Major League Baseball has released the final draft bonus slots to teams, and MLB.com’s Jim Callis provides the figures. As he explains, and the attached table reflects (mobile link), the Reds have the highest total draft spending power and are one of five clubs with over $10MM in bonus pool money.
Among the other interesting notes in the post, Callis says that the total draft pool this year adds up to $234,331,200. Last year, he adds, a cool $248,831,830 was spent on bonuses — nearly $40MM of which came outside the top ten rounds.

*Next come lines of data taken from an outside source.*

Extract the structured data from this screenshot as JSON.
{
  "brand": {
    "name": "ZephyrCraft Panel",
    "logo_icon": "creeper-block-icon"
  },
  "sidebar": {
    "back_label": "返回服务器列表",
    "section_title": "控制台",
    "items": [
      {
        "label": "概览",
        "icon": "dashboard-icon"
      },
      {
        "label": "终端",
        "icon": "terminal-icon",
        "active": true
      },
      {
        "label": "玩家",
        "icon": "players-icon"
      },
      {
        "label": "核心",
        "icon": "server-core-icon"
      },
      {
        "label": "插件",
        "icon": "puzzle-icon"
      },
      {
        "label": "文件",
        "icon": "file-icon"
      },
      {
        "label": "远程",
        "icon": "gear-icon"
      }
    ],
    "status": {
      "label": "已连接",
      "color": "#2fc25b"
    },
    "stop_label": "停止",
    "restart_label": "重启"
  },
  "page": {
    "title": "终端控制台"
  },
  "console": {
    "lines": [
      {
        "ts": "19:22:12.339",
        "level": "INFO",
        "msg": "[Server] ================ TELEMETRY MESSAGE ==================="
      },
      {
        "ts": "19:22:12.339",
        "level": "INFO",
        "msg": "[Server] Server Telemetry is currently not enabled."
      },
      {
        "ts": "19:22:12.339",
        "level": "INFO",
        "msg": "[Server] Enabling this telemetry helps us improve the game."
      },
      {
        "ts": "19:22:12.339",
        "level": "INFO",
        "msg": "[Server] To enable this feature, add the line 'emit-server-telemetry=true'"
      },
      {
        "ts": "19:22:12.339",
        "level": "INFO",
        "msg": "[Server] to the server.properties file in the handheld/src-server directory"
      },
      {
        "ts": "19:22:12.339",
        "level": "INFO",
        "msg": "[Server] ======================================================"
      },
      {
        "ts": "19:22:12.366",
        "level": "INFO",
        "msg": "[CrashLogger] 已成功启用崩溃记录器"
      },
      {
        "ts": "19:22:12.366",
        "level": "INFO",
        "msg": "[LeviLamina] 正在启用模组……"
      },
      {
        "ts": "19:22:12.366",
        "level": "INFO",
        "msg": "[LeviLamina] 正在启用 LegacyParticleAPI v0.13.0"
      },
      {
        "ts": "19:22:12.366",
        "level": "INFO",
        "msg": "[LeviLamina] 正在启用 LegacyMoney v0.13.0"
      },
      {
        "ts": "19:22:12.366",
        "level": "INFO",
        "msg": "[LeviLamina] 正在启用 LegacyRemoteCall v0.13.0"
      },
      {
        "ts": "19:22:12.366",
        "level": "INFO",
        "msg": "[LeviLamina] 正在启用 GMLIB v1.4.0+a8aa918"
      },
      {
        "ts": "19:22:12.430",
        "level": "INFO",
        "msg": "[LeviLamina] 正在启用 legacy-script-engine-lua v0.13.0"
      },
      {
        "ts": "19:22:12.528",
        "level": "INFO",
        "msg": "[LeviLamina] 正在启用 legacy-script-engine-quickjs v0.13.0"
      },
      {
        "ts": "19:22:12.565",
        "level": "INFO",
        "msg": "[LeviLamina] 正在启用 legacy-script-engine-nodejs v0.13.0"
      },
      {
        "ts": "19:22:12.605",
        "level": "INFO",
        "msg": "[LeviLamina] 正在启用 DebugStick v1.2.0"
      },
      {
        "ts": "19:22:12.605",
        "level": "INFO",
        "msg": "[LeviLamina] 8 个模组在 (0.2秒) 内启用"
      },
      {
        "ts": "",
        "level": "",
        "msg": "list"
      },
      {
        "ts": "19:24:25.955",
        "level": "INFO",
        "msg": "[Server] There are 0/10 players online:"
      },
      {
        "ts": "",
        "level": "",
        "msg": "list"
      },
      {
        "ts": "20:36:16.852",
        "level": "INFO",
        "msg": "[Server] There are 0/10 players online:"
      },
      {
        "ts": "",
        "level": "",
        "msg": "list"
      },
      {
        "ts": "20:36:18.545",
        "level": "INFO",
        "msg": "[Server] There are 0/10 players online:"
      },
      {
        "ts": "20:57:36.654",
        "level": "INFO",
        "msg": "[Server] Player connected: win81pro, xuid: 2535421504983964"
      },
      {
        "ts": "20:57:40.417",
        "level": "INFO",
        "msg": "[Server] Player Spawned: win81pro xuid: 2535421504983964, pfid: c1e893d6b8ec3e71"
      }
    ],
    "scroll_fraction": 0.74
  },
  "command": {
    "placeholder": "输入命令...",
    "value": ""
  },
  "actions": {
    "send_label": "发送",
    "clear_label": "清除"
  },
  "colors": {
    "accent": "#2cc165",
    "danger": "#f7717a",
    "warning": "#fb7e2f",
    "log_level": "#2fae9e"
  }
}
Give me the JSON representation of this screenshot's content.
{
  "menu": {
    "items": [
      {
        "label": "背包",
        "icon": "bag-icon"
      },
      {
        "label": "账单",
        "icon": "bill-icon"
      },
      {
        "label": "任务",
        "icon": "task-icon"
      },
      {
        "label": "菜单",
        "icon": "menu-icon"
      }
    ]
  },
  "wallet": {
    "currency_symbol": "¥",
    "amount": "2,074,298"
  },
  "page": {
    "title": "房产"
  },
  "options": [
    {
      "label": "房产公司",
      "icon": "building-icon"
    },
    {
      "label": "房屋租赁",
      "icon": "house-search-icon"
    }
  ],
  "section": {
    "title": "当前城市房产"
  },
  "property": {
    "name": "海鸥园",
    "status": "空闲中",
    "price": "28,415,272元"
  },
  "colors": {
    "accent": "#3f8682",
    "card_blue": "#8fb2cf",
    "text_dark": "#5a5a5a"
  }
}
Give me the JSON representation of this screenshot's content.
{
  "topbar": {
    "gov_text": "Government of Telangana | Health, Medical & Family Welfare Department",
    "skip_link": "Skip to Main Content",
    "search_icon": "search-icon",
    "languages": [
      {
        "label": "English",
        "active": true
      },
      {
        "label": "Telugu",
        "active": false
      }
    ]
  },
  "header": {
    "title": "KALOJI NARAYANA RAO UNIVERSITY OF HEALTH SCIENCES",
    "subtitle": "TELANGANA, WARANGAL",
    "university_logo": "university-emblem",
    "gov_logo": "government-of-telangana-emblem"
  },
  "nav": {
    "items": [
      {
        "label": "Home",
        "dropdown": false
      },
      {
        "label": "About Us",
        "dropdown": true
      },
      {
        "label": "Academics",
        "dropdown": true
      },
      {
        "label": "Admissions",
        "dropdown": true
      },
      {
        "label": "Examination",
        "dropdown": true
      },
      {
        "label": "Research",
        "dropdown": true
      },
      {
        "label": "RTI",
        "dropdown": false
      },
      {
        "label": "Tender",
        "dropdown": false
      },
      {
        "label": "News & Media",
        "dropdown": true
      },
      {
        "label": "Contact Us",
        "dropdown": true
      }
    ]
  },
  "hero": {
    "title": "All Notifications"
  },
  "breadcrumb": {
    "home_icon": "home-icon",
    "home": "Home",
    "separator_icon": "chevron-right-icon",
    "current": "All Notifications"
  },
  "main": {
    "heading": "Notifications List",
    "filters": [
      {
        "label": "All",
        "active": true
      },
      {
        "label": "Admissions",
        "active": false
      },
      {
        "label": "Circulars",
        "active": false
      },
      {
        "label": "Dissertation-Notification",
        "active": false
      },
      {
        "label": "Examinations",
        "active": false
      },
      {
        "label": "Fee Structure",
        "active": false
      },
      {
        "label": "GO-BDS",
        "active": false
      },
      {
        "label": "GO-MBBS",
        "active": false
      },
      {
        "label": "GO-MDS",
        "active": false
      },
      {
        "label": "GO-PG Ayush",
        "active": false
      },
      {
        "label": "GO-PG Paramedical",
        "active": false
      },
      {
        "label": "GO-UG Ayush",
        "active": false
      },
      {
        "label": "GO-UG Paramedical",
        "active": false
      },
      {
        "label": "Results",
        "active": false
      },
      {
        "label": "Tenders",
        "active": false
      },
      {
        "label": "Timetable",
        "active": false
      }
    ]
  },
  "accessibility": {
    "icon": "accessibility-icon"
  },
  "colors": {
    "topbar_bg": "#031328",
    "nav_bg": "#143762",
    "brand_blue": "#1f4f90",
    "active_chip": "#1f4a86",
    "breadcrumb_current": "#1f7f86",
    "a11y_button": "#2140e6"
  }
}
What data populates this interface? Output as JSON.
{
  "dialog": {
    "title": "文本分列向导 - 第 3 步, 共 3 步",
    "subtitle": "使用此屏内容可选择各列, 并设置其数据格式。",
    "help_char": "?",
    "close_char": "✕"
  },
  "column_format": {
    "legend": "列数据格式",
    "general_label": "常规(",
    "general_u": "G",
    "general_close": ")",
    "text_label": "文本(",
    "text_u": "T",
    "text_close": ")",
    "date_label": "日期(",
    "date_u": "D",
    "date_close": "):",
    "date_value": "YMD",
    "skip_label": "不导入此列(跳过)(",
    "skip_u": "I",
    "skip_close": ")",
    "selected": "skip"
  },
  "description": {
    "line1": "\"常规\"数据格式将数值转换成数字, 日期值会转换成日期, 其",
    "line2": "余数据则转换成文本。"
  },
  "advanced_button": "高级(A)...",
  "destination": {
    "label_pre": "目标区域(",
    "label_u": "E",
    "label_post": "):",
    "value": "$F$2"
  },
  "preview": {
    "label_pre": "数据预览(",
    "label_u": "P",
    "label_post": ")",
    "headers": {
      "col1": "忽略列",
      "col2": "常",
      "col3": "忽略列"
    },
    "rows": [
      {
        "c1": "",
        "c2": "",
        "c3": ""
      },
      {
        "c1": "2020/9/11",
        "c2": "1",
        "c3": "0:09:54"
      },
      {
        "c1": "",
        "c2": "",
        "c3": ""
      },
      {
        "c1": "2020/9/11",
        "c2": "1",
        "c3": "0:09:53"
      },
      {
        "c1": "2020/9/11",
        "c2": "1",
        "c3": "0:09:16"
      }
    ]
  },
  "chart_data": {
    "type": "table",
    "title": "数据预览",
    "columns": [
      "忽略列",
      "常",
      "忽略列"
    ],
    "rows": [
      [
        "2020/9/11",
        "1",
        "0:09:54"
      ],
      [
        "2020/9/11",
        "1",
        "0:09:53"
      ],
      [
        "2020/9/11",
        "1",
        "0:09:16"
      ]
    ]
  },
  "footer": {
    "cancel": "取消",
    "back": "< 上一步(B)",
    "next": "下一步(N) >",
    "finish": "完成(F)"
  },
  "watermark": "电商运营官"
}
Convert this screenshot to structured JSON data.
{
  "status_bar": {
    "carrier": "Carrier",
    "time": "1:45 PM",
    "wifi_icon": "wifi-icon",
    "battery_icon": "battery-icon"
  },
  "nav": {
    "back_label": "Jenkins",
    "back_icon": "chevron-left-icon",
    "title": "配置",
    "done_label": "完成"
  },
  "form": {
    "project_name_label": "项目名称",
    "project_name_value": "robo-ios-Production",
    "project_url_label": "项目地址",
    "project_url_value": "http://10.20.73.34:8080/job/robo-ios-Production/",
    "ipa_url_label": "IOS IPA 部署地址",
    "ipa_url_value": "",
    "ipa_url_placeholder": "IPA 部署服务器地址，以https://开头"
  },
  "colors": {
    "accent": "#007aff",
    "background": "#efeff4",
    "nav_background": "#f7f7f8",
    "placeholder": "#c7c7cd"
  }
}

Having the largest amount of cash to distribute is one thing, but teams still need to be able to put it to strategic use. Last year, the Astros showed the power of the pool money by convincing Daz Cameron to convince other teams he was uninterested in signing because Houston had a big bonus sitting for him (ultimately, $4MM) with the 37th pick. The Diamondbacks, meanwhile, left a significant portion of their total spending capacity untapped, though senior VP DeJon Watson explained that the club got the players it wanted and also felt it would have been difficult to get a player to wait until the 43rd selection (Arizona’s second pick).
In that regard, the volume of top selections matters, too, because it increases an organization’s flexibility — especially as the always fluctuating draft board begins to unfold. The Phillies don’t make their second choice until the first pick of the second round, while the Reds sit at 35th.
In terms of actual bonus allocations for each pick, you’ll need to check out the full piece from Callis to see all of the first ten rounds. But we’ve compiled a table for the first round, at right (mobile link).
Other teams stand out with interesting early pick combinations, including the White Sox (#10, #26); Cardinals (#23, #33, #44); and Dodgers (#20, #32, #36). While it’s certainly possible to simply take the best players on the board and sign them for close to the pool money, these are among the organizations that will have more elbow room to pursue creative combinations.
If you’re in need of a refresher for how draft bonus caps work, MLBTR’s Steve Adams has broken things down, making clear why teams have never yet gone more than 5% past their spending allotment. As Steve wrote:
All bonus money directed toward a player selected in the Top 10 rounds of the draft counts against a team’s bonus pool, as does any bonus money that exceeds $100K to players selected in rounds 11 through 40 (for example, a $180K bonus to a team’s 11th-round pick would result in $80K being removed from its draft pool). As a reminder, the penalties for exceeding draft bonus pools are as follows:
- Exceed by 0 to 5 percent: 75 percent tax on the overage.
- Exceed by 5 to 10 percent: 75 percent tax on the overage plus the loss of a first-round pick in the following year’s draft.
- Exceed by 10 to 15 percent: 100 percent tax on the overage plus the loss of a first- and second-round pick in the following year’s draft.
- Exceed by more than 15 percent: 100 percent tax on the overage plus the lost of a first-round pick in the following two drafts.